Almost all my solutions for Advent of Code 2022 are in Nim, and it was frankly a joy to work with. I missed some of the functional features and terseness of Haskell from previous years, but Nim just refused to get in my way and offered some nice functional features in the sequtils library, as well as very efficient implementations of sets, heaps and maps.
Haskell
I’ve been interested in Haskell for many, many years, and made several attempts to get into it. The first few ended in confusing failure where my brain just didn’t feel big enough to really grok it, but eventually some of the concepts made sense.
Haskell programs
Almost all my solutions for Advent of Code 2021 and 2020 are in Haskell, and I learned a lot and had fun during the process. Most of the time it felt like an excellent tool for the job, but it felt suddenly very unwieldy when an obvious solution requiring heavy mutation was not straightforward to implement in pure Haskell. Eventually I figured out how to use
STArray
, but really missed mutable hashmaps, and debuggingST
programs was awful since you can’t just drop in aprint
command anywhere you like.
Ur/web
This multitier, aka tierless programming language builds on Standard ML (an influential language that isn’t popular nowadays but its ideas directly influenced Ocaml and probably Haskell too). The key idea is that it would be nice not to have to (manually) break up your program into frontend, backend and database layers, since that separation necessitates significant duplication of effort and tends to introduce errors, like:
Changing a field name in the DB and backend, but the frontend is still expecting the old name in the JSON.

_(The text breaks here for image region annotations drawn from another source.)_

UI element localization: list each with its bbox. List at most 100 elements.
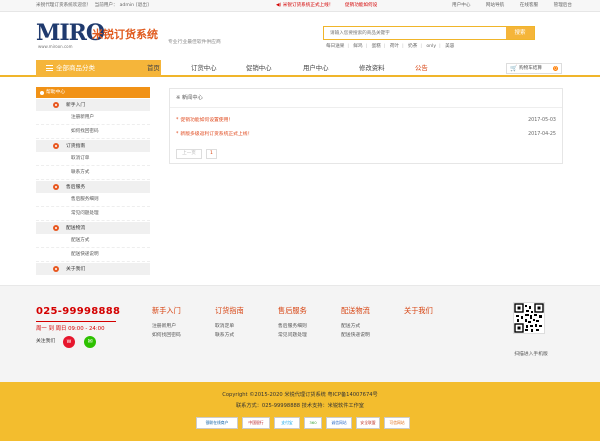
hotword[interactable]: 荷叶 [390, 44, 399, 49]
top-link-site-nav[interactable]: 网站导航 [486, 3, 504, 8]
footer-link[interactable]: 注册新用户 [152, 322, 181, 331]
site-header: MIRO www.miroon.com 米锐订货系统 专业行业最佳软件供应商 搜… [0, 12, 600, 60]
nav-user-center[interactable]: 用户中心 [303, 60, 329, 77]
sidebar-group-title[interactable]: 关于我们 [36, 262, 150, 275]
bullet-icon [53, 224, 59, 231]
contact-line: 联系方式：025-99998888 技术支持：米锐软件工作室 [235, 403, 364, 409]
hotword[interactable]: 美容 [445, 44, 454, 49]
logo-slogan: 专业行业最佳软件供应商 [168, 40, 221, 45]
footer-link[interactable]: 配送方式 [341, 322, 370, 331]
welcome-text: 米锐代理订货系统欢迎您！ [36, 3, 92, 8]
menu-icon [46, 65, 53, 71]
sidebar-group-title[interactable]: 售后服务 [36, 180, 150, 193]
logo-url: www.miroon.com [38, 44, 73, 49]
sidebar-group-title[interactable]: 新手入门 [36, 98, 150, 111]
sidebar-link[interactable]: 如何找回密码 [36, 125, 150, 139]
top-notice-2[interactable]: 促销功能如何设 [345, 0, 377, 12]
sidebar-link[interactable]: 联系方式 [36, 166, 150, 180]
current-user: admin [119, 3, 134, 8]
sidebar-group-title[interactable]: 配送物流 [36, 221, 150, 234]
sidebar-group: 关于我们 [36, 262, 150, 275]
security-badge[interactable]: 安全联盟 [356, 417, 380, 429]
top-link-user-center[interactable]: 用户中心 [452, 3, 470, 8]
follow-label: 关注我们 [36, 339, 56, 344]
current-user-label: 当前用户： [94, 3, 118, 8]
star-icon: * [176, 132, 179, 137]
news-item-date: 2017-05-03 [528, 118, 556, 123]
sidebar-link[interactable]: 配送快递说明 [36, 248, 150, 262]
footer-col-aftersale: 售后服务 售后服务细则 常见问题处理 [278, 306, 307, 340]
star-icon: * [176, 118, 179, 123]
top-bar: 米锐代理订货系统欢迎您！ 当前用户： admin [退出] ◀) 米锐订货系统正式上… [0, 0, 600, 12]
pager-prev-button[interactable]: 上一页 [176, 149, 202, 159]
sidebar-group-title[interactable]: 订货指南 [36, 139, 150, 152]
unionpay-badge[interactable]: 银联在线商户 [196, 417, 238, 429]
hotword[interactable]: 鲜鸡 [353, 44, 362, 49]
search-input[interactable] [324, 27, 506, 39]
weibo-icon[interactable]: w [63, 336, 75, 348]
news-item[interactable]: * 新版多级返利订货系统正式上线！ 2017-04-25 [176, 130, 556, 140]
sidebar-link[interactable]: 取消订单 [36, 152, 150, 166]
footer-link[interactable]: 配送快递说明 [341, 331, 370, 340]
footer-link[interactable]: 售后服务细则 [278, 322, 307, 331]
hotword[interactable]: 奶茶 [408, 44, 417, 49]
news-item[interactable]: * 促销功能如何设置使用！ 2017-05-03 [176, 116, 556, 126]
footer-link[interactable]: 联系方式 [215, 331, 244, 340]
all-categories-button[interactable]: 全部商品分类 [36, 60, 161, 77]
nav-announcement[interactable]: 公告 [415, 60, 428, 77]
nav-promo-center[interactable]: 促销中心 [246, 60, 272, 77]
search-box: 搜索 [323, 26, 535, 40]
footer-col-about: 关于我们 [404, 306, 433, 322]
nav-home[interactable]: 首页 [147, 60, 160, 77]
hotword[interactable]: 每日送果 [326, 44, 344, 49]
top-link-admin[interactable]: 管理后台 [554, 3, 572, 8]
footer: 025-99998888 周一 到 周日 09:00 - 24:00 关注我们 … [0, 285, 600, 382]
copyright: Copyright ©2015-2020 米锐代理订货系统 粤ICP备14007… [222, 392, 378, 398]
trust-badges: 银联在线商户 中国银行 支付宝 360 诚信网站 安全联盟 可信网站 [196, 417, 410, 429]
nav-edit-profile[interactable]: 修改资料 [359, 60, 385, 77]
sidebar-link[interactable]: 售后服务细则 [36, 193, 150, 207]
cart-label: 购物车结算 [519, 66, 542, 71]
alipay-badge[interactable]: 支付宝 [274, 417, 300, 429]
cart-count-badge: 0 [553, 66, 558, 71]
pager-page-1[interactable]: 1 [206, 149, 217, 159]
footer-col-delivery: 配送物流 配送方式 配送快递说明 [341, 306, 370, 340]
top-link-online-service[interactable]: 在线客服 [520, 3, 538, 8]
qr-code-icon [513, 302, 545, 334]
bullet-icon [53, 142, 59, 149]
speaker-icon: ◀) [276, 3, 283, 8]
footer-link[interactable]: 常见问题处理 [278, 331, 307, 340]
news-item-date: 2017-04-25 [528, 132, 556, 137]
wechat-icon[interactable]: ✉ [84, 336, 96, 348]
footer-link[interactable]: 如何找回密码 [152, 331, 181, 340]
footer-phone: 025-99998888 [36, 306, 121, 317]
search-button[interactable]: 搜索 [506, 27, 534, 39]
news-item-title: 新版多级返利订货系统正式上线！ [180, 132, 253, 137]
nav-order-center[interactable]: 订货中心 [191, 60, 217, 77]
logo[interactable]: MIRO www.miroon.com 米锐订货系统 专业行业最佳软件供应商 [36, 22, 221, 52]
credible-badge[interactable]: 可信网站 [384, 417, 410, 429]
sidebar-link[interactable]: 配送方式 [36, 234, 150, 248]
news-panel: ※ 新闻中心 * 促销功能如何设置使用！ 2017-05-03 * 新版多级返利订货… [169, 88, 563, 164]
footer-col-newbie: 新手入门 注册新用户 如何找回密码 [152, 306, 181, 340]
bullet-icon [53, 183, 59, 190]
hotword[interactable]: 蛋糕 [372, 44, 381, 49]
footer-col-title[interactable]: 关于我们 [404, 306, 433, 317]
trust-site-badge[interactable]: 诚信网站 [326, 417, 352, 429]
help-sidebar: 帮助中心 新手入门 注册新用户 如何找回密码 订货指南 取消订单 联系方式 售后… [36, 87, 150, 283]
hotword[interactable]: only [426, 44, 436, 49]
360-badge[interactable]: 360 [304, 417, 322, 429]
cart-button[interactable]: 🛒 购物车结算 0 [506, 63, 562, 74]
top-notice-1[interactable]: ◀) 米锐订货系统正式上线！ [276, 0, 333, 12]
footer-col-order: 订货指南 取消定单 联系方式 [215, 306, 244, 340]
logout-link[interactable]: [退出] [136, 3, 149, 8]
footer-hours: 周一 到 周日 09:00 - 24:00 [36, 321, 116, 332]
news-item-title: 促销功能如何设置使用！ [180, 118, 234, 123]
footer-col-title: 订货指南 [215, 306, 244, 315]
sidebar-link[interactable]: 常见问题处理 [36, 207, 150, 221]
footer-col-title: 售后服务 [278, 306, 307, 315]
boc-badge[interactable]: 中国银行 [242, 417, 270, 429]
footer-link[interactable]: 取消定单 [215, 322, 244, 331]
sidebar-link[interactable]: 注册新用户 [36, 111, 150, 125]
sidebar-group: 配送物流 配送方式 配送快递说明 [36, 221, 150, 262]
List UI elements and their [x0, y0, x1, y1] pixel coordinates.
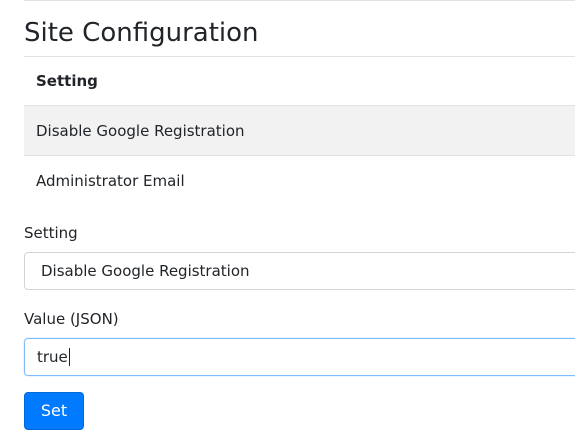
- table-cell-setting[interactable]: Administrator Email: [24, 155, 575, 205]
- table-header-row: Setting: [24, 56, 575, 106]
- value-json-input[interactable]: true: [24, 338, 575, 376]
- setting-label: Setting: [24, 224, 78, 242]
- table-cell-setting[interactable]: Disable Google Registration: [24, 105, 575, 156]
- set-button[interactable]: Set: [24, 392, 84, 430]
- setting-select-value: Disable Google Registration: [41, 262, 250, 280]
- table-row[interactable]: Disable Google Registration: [24, 105, 575, 156]
- page-title: Site Configuration: [24, 18, 259, 48]
- top-divider: [24, 0, 575, 1]
- value-json-text: true: [37, 348, 68, 366]
- column-header-setting: Setting: [24, 56, 575, 106]
- setting-select[interactable]: Disable Google Registration: [24, 252, 575, 290]
- value-json-label: Value (JSON): [24, 310, 119, 328]
- text-cursor: [68, 347, 70, 366]
- settings-table: Setting Disable Google Registration Admi…: [24, 56, 575, 205]
- site-configuration-page: Site Configuration Setting Disable Googl…: [0, 0, 575, 442]
- table-row[interactable]: Administrator Email: [24, 155, 575, 205]
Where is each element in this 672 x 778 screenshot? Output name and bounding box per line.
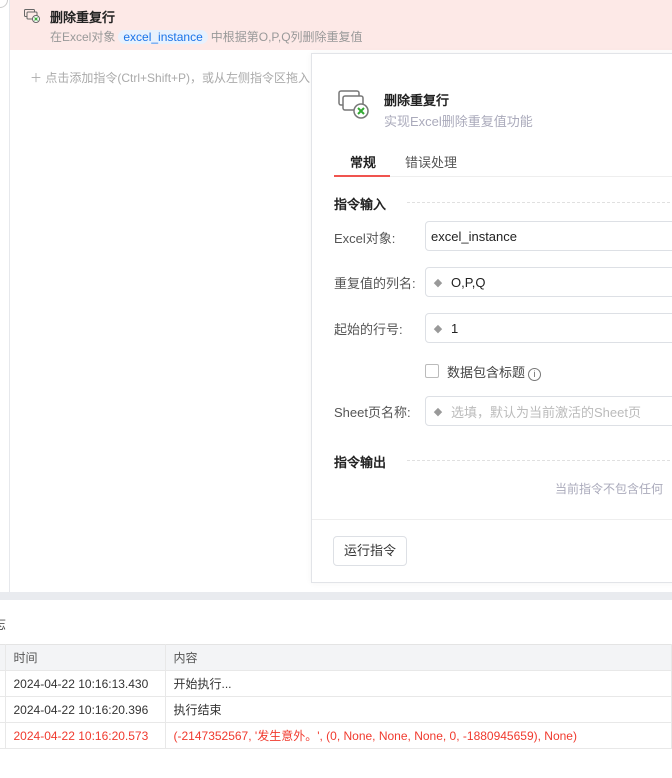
flow-left-border (9, 0, 10, 592)
remove-duplicates-icon (338, 90, 369, 119)
info-icon[interactable]: i (528, 368, 542, 381)
python-icon[interactable]: ◆ (431, 404, 445, 418)
table-row-error[interactable]: 2024-04-22 10:16:20.573 (-2147352567, '发生… (0, 722, 672, 749)
output-section-heading: 指令输出 (334, 455, 387, 470)
log-content: (-2147352567, '发生意外。', (0, None, None, N… (165, 722, 672, 749)
command-description: 在Excel对象 excel_instance 中根据第O,P,Q列删除重复值 (50, 28, 363, 45)
tab-general[interactable]: 常规 (333, 152, 391, 177)
input-section-heading: 指令输入 (334, 197, 387, 212)
field-value: excel_instance (431, 228, 517, 244)
field-value: O,P,Q (451, 274, 486, 290)
log-time: 2024-04-22 10:16:13.430 (5, 670, 166, 697)
duplicate-columns-input[interactable]: ◆ O,P,Q (425, 267, 672, 297)
log-time: 2024-04-22 10:16:20.573 (5, 722, 166, 749)
field-label: 起始的行号: (334, 322, 403, 337)
add-command-hint[interactable]: ＋ 点击添加指令(Ctrl+Shift+P)，或从左侧指令区拖入 (30, 69, 310, 86)
variable-chip[interactable]: excel_instance (118, 30, 208, 44)
divider (407, 460, 672, 461)
checkbox-text: 数据包含标题 (447, 365, 526, 380)
has-header-label: 数据包含标题 i (447, 362, 542, 381)
remove-duplicates-icon (24, 9, 40, 23)
table-header: 时间 内容 (0, 644, 672, 671)
column-time: 时间 (5, 644, 166, 671)
command-row-remove-duplicates[interactable]: 删除重复行 在Excel对象 excel_instance 中根据第O,P,Q列删除… (10, 0, 672, 50)
start-row-input[interactable]: ◆ 1 (425, 313, 672, 343)
collapse-handle[interactable] (0, 0, 8, 8)
no-output-text: 当前指令不包含任何 (555, 482, 664, 496)
command-properties-panel: 删除重复行 实现Excel删除重复值功能 常规 错误处理 指令输入 Excel对… (311, 53, 672, 583)
excel-object-select[interactable]: excel_instance (425, 221, 672, 251)
has-header-checkbox[interactable] (425, 364, 439, 378)
log-time: 2024-04-22 10:16:20.396 (5, 696, 166, 723)
column-content: 内容 (165, 644, 672, 671)
tab-error-handling[interactable]: 错误处理 (405, 152, 457, 171)
panel-tabs: 常规 错误处理 (333, 150, 672, 177)
log-panel-title: 志 (0, 614, 6, 633)
python-icon[interactable]: ◆ (431, 275, 445, 289)
field-value: 1 (451, 320, 459, 336)
command-title: 删除重复行 (50, 10, 116, 25)
add-hint-text: 点击添加指令(Ctrl+Shift+P)，或从左侧指令区拖入 (45, 71, 311, 85)
field-label: Sheet页名称: (334, 405, 411, 420)
divider (407, 202, 672, 203)
panel-subtitle: 实现Excel删除重复值功能 (384, 114, 533, 129)
plus-icon: ＋ (30, 71, 46, 85)
log-content: 开始执行... (165, 670, 672, 697)
pane-splitter[interactable] (0, 592, 672, 600)
run-command-button[interactable]: 运行指令 (333, 536, 408, 566)
sheet-name-input[interactable]: ◆ 选填，默认为当前激活的Sheet页 (425, 396, 672, 426)
field-label: 重复值的列名: (334, 276, 416, 291)
log-table: 时间 内容 2024-04-22 10:16:13.430 开始执行... 2024… (0, 644, 672, 749)
table-row[interactable]: 2024-04-22 10:16:20.396 执行结束 (0, 696, 672, 723)
field-label: Excel对象: (334, 231, 396, 246)
desc-prefix: 在Excel对象 (50, 30, 116, 44)
divider (312, 519, 672, 520)
desc-suffix: 中根据第O,P,Q列删除重复值 (210, 30, 363, 44)
placeholder: 选填，默认为当前激活的Sheet页 (451, 404, 641, 420)
python-icon[interactable]: ◆ (431, 321, 445, 335)
panel-title: 删除重复行 (384, 93, 450, 108)
table-row[interactable]: 2024-04-22 10:16:13.430 开始执行... (0, 670, 672, 697)
log-content: 执行结束 (165, 696, 672, 723)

Broken links in the frontend.
Incorrectly parsing requests received from the frontend (mismatch in number or types of parameters)
Ur/web tries to solve this by allowing you to mix frontend and backend code in the same file (or even the same function), using the advanced type system to "slice" it apart automatically and transpile frontend-related code to Javascript. It also prevents many kinds of robustness and security errors like SQL injections and CSRF attacks.
It’s extremely frugal and compiles your web programs into small binaries that can be proxied behind a server like Nginx. Unfortunately, it’s very hard for beginners to get started. The best source of documentation is the official demos which are very helpful, but it still feels hard to understand any of the documentation without being an expert in the ML language family, and especially SML since it relies on notions of modules and functors that seem to originate there. The language manual is written in a very mathematical, academic style. As a result, participation seems to be minimal due to those accessibility barriers. I would love to see more activity around Ur/web but the community appears to have dried up, and the project isn’t welcoming for people who don’t have a heavy ML/FP background.
Ur/web programs / utilities
memvalid, a stateless little utility for memorising text from scripts, songs etc. It was hosted on Heroku until they pulled their free tier, now it’s running on Render.
A Docker Hub image of Ur/web from 2021. Might be broken.